Dans le premier cas les gens considèrent que joueur veut dire personne avec de bon réflexes, un intellect de bon niveau etc. et ce milieu de joueurs est assez élitiste en effet et parfois impitoyable même en termes de sélection quand il s’agit d’aller vers le jeu pro. Et historiquement plutôt sexiste parce que les filles étaient rarissimes à pratiquer jusqu’à l’an 2000.
Dans le second cas ce sont des personnes qui interagissent avec un écran sans qualités particulières et en sombrant dans les mécanismes d’addiction au jeu type boite de skinner sans subtilité et où le programme est écrit pour les rattraper quasi quoi qu’ils fassent.
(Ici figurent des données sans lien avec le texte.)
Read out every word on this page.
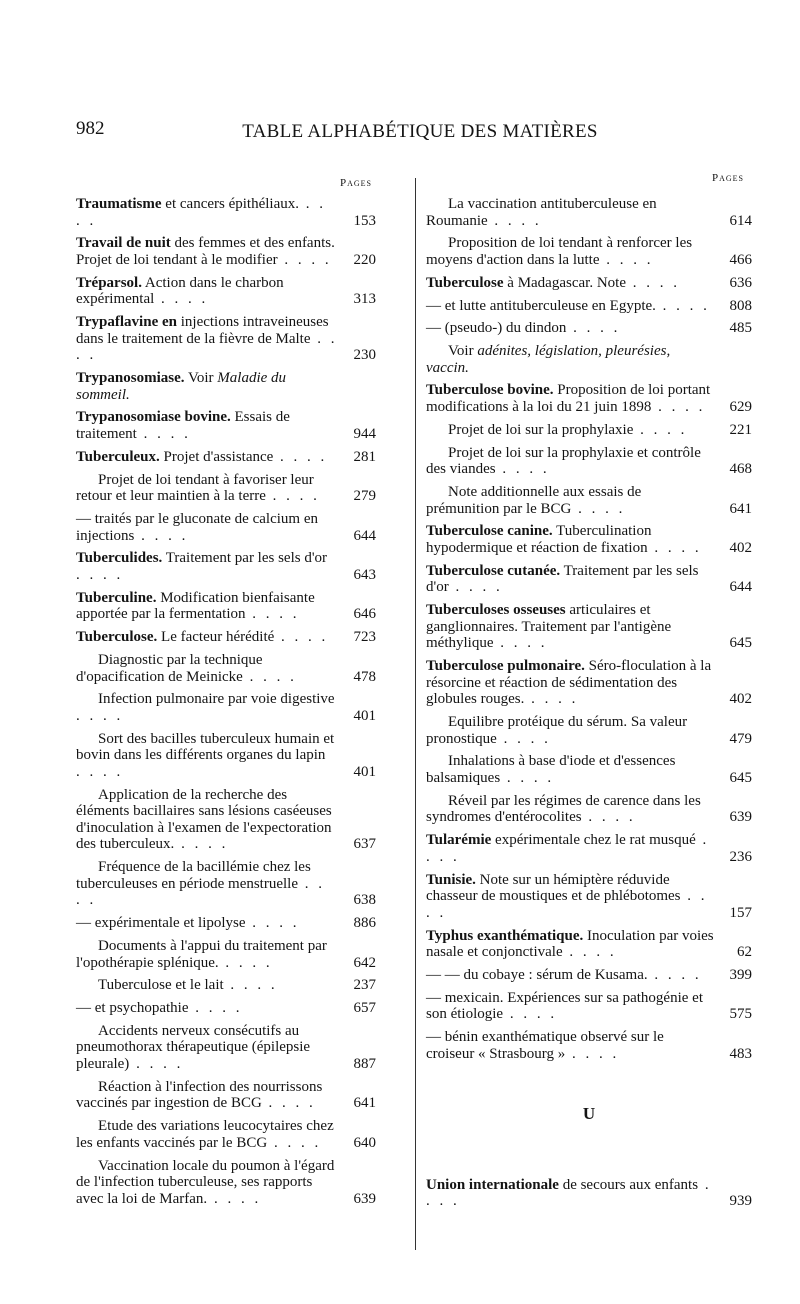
982	TABLE ALPHABÉTIQUE DES MATIÈRES
Pages	Pages
Traumatisme et cancers épithéliaux. . . . .	153
Travail de nuit des femmes et des enfants. Projet de loi tendant à le modifier . . . . 220
Tréparsol. Action dans le charbon expérimental . . . .	313
Trypaflavine en injections intraveineuses dans le traitement de la fièvre de Malte . . . .	230
Trypanosomiase. Voir Maladie du sommeil.
Trypanosomiase bovine. Essais de traitement . . . .	944
Tuberculeux. Projet d'assistance . . . . 281
Projet de loi tendant à favoriser leur retour et leur maintien à la terre . . . .	279
— traités par le gluconate de calcium en injections . . . .	644
Tuberculides. Traitement par les sels d'or . . . .	643
Tuberculine. Modification bienfaisante apportée par la fermentation . . . .	646
Tuberculose. Le facteur hérédité . . . . 723
Diagnostic par la technique d'opacification de Meinicke . . . .	478
Infection pulmonaire par voie digestive . . . .	401
Sort des bacilles tuberculeux humain et bovin dans les différents organes du lapin . . . .	401
Application de la recherche des éléments bacillaires sans lésions caséeuses d'inoculation à l'examen de l'expectoration des tuberculeux. . . . .	637
Fréquence de la bacillémie chez les tuberculeuses en période menstruelle . . . .	638
— expérimentale et lipolyse . . . .	886
Documents à l'appui du traitement par l'opothérapie splénique. . . . .	642
Tuberculose et le lait . . . .	237
— et psychopathie . . . .	657
Accidents nerveux consécutifs au pneumothorax thérapeutique (épilepsie pleurale) . . . .	887
Réaction à l'infection des nourrissons vaccinés par ingestion de BCG . . . .	641
Etude des variations leucocytaires chez les enfants vaccinés par le BCG . . . .	640
Vaccination locale du poumon à l'égard de l'infection tuberculeuse, ses rapports avec la loi de Marfan. . . . .	639
La vaccination antituberculeuse en Roumanie . . . .	614
Proposition de loi tendant à renforcer les moyens d'action dans la lutte . . . .	466
Tuberculose à Madagascar. Note . . . .	636
— et lutte antituberculeuse en Egypte. . . . . 808
— (pseudo-) du dindon . . . .	485
Voir adénites, législation, pleurésies, vaccin.
Tuberculose bovine. Proposition de loi portant modifications à la loi du 21 juin 1898 . . . . 629
Projet de loi sur la prophylaxie . . . .	221
Projet de loi sur la prophylaxie et contrôle des viandes . . . .	468
Note additionnelle aux essais de prémunition par le BCG . . . .	641
Tuberculose canine. Tuberculination hypodermique et réaction de fixation . . . . 402
Tuberculose cutanée. Traitement par les sels d'or . . . .	644
Tuberculoses osseuses articulaires et ganglionnaires. Traitement par l'antigène méthylique . . . .	645
Tuberculose pulmonaire. Séro-floculation à la résorcine et réaction de sédimentation des globules rouges. . . . .	402
Equilibre protéique du sérum. Sa valeur pronostique . . . .	479
Inhalations à base d'iode et d'essences balsamiques . . . .	645
Réveil par les régimes de carence dans les syndromes d'entérocolites . . . .	639
Tularémie expérimentale chez le rat musqué . . . .	236
Tunisie. Note sur un hémiptère réduvide chasseur de moustiques et de phlébotomes . . . .	157
Typhus exanthématique. Inoculation par voies nasale et conjonctivale . . . .	62
— — du cobaye : sérum de Kusama. . . . . 399
— mexicain. Expériences sur sa pathogénie et son étiologie . . . .	575
— bénin exanthématique observé sur le croiseur « Strasbourg » . . . .	483
U
Union internationale de secours aux enfants . . . .	939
On ne parle donc pas de la même activité, c’est avant tout un pb de terminologie.
De la même manière qu’aimer la musique peut impliquer de jouer d’un instrument (apprentissage long et dur, activité subtile) ou de faire tourner les serviettes bourré en écoutant Patrick Sébastien… Dans les deux cas on aime la musique 🙂
26 août 2014 at 4:07
Ben oui, mais pour l’industrie du Jeu Vidéo, les 10 millions de joueuses de FarmVille sont plus intéressantes que le million de « gamerz » hardcore qui joue à League of Legends… c’est purement une question de bizness et cela va changer les stratégies commerciales…
26 août 2014 at 7:55
Si on en croit les bénéfices des MOBAs, riot/lol en tête, et les pertes récurrentes de zynga (créateur de farmville) c’est plus compliqué que ça.
De ce que j’en perçois c’est surtout que les joueuses de candy cruches vont peut être à un moment s’intéresser au jeux plus intéressants et là le sexisme des titres phares du marché va être un problème pour les éditeurs parce que même si l’identification aux personnages ne fait pas tout ça joue quand même.
Et dans cette industrie comme dans les autres la cliente est roi 🙂
Dernier point, je pense que les MMOs et les MOBA sont parmi les jeux les plus mixtes, mauvais exemple même si je pense avoir compris l’idée.
22 novembre 2014 at 12:05
[…] via LES JOUEURS DE JEUX VIDÉO SONT DÉSORMAIS MAJORITAIREMENT DES… FEMMES ! et ça pose problème à …. […]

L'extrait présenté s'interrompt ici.